Hacker News new | past | comments | ask | show | jobs | submit login

Strange that the race condition existed for 6 months, and yet manifested during the last 30 minutes of completing the patch to fix it, only four days after discovery.

I’m not good with statistics but what are the chances?

Race conditions are weird.

I had a service that ran fine for years if not decades on Java. One day, a minor update came in to the GNU core utils, which were not at all used by the service itself, and this somehow triggered the race every time in less than 5 minutes, taking down our production cluster. The same update didn't do anything to preproduction, even under much higher load than prod had.

There was a clear bug to fix and a clear root cause. Even so, I never understood what exactly pushed it over the edge.


An alternative view is you got very very lucky that a developer spotted the issue ahead of time, so when the problem occurred you were already aware of the root cause.

Otherwise you might have been down for a much longer period of time while you identified the issue.

Being someone who read hundreds of incident reports and postmortems that I was involved in personally in some capacity on a "fixing" side and thousands on a receiving side, I'm always amazed that otherwise intelligent people believe the details shared in them. The art of writing a postmortem is the art of feeding hungry hyenas in a zoo without blowing a budget: the details are bunk used to convince the hyenas to continue to eat the food rations.

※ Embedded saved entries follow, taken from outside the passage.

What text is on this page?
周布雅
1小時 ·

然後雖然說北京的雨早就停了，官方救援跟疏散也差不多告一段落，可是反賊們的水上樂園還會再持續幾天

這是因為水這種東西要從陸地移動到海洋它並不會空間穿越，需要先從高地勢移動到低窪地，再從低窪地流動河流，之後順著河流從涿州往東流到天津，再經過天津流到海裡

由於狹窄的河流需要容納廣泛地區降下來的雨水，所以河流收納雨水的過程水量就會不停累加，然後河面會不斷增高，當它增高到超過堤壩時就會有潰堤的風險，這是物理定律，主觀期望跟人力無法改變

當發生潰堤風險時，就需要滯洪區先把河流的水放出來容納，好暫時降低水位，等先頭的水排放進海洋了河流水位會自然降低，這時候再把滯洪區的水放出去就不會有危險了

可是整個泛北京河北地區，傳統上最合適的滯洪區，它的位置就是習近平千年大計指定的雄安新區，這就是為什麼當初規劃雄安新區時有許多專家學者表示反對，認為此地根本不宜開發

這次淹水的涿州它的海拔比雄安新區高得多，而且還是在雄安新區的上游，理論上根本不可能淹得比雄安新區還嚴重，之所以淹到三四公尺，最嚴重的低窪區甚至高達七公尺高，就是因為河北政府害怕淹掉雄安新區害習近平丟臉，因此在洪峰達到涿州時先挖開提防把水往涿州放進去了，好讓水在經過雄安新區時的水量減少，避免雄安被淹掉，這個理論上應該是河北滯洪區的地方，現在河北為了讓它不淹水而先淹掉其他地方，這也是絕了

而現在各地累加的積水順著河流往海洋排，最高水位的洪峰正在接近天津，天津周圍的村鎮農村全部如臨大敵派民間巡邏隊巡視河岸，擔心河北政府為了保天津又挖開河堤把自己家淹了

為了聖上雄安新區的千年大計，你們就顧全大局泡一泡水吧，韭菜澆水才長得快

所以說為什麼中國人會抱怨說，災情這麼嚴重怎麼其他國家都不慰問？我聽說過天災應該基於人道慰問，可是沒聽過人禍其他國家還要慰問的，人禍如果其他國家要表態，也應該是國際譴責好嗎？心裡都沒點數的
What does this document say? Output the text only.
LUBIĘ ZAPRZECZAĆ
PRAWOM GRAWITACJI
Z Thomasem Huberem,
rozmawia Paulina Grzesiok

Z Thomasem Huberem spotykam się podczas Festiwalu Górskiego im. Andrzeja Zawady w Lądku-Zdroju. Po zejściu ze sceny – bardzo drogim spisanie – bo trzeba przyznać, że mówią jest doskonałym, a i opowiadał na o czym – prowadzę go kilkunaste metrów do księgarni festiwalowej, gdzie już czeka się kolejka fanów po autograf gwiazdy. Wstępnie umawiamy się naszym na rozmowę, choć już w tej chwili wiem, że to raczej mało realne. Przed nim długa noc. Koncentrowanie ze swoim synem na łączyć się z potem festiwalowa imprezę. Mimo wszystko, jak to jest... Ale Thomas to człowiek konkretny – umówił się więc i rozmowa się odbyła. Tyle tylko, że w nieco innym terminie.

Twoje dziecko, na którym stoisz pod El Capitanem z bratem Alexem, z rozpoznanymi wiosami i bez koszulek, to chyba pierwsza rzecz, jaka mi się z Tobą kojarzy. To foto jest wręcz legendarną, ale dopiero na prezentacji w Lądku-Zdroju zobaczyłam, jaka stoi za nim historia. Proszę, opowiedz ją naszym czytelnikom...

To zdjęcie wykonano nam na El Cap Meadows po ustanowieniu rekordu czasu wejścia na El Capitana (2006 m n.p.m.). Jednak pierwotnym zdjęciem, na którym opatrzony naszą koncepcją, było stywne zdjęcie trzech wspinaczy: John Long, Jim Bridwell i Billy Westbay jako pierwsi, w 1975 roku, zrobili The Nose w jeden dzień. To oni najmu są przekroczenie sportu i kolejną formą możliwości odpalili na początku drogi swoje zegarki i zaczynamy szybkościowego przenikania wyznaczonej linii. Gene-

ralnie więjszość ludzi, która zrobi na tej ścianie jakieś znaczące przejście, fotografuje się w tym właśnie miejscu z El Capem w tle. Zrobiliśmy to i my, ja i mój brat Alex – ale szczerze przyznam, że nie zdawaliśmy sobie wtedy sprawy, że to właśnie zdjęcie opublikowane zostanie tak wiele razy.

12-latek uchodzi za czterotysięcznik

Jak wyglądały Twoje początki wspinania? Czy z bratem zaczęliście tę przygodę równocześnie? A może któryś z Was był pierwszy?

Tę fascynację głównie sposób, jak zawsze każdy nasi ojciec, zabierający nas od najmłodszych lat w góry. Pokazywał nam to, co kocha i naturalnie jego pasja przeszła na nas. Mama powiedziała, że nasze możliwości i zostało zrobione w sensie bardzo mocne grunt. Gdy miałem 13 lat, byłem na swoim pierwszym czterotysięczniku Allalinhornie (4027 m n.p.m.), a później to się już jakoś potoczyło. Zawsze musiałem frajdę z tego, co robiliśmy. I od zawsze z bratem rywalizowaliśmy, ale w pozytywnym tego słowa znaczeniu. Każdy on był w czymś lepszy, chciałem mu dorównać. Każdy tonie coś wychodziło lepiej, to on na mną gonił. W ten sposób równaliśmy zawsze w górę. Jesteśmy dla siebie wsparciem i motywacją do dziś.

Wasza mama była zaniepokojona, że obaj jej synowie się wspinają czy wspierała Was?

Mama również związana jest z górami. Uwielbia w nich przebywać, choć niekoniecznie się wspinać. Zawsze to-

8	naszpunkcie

Here's what this postmortem actually says :

* There was an undeniable, user observable issue between 10:04 and 11:28 PT as the customers could not change configuration.

* There was some root cause issue that we will say ran between time X and time Y, we do not acknowledge that your specific service was impacted in that window, unless specified separately.

* At some point we worked around/fixed the underlying issue.

* At 11:28 we fixed the user observable issue.

* The following is the number of minutes we acknowledge to be down for SLA purposes. Remember to pay your bill.

i think they are higher than you expect, because usually what causes the bug to be known is a worsening state of the system that makes the bug more likely to be hit.

i would ask how the engineer found the race condition, and whether that doesn’t imply a much greater risk.

This, as the state continues to worsen, the higher the chance that someone observing will go "huh that looks off" and then look into it, all while your system hasn't toppled over yet, no notice or write up would be necessary, but you definitely know now what the problem is. And then following that while you are working on a patch the system finally topples over and causes an incident/outage.

There likely was monitoring for various "problems" in production - error rates, validation failures etc, or even just good old crash counts.

An alert may have fired that lead to someone debugging the issue in detail.

I can totally imagine a slow creeping Metric Of Death that has slowly slowly slowly been creeping up for ages and then suddenly breaches some threshold and then becomes a problem.

Load balancers and database servers are great candidates for this type of bug.

You can live with something for a long time, but once you hit a critical mass or trigger a particular condition, failures cascade.

Race conditions aren't random, but chaotic. It's very probable that the reason the race condition wasn't caught in the first place is that it was probably "impossible" to trigger until some butterfly-patch flapped its wings halfway across the server farm to cause cascading millisecond changes in timing to ripple out.

Off-hand, the odds seem pretty low. But maybe some seemingly-unrelated performance change in the release before made the race more likely to go badly. If so, it may not be just a coincidence that an engineer found the problem and there actually was a production outage so close together. I've seen things like that before.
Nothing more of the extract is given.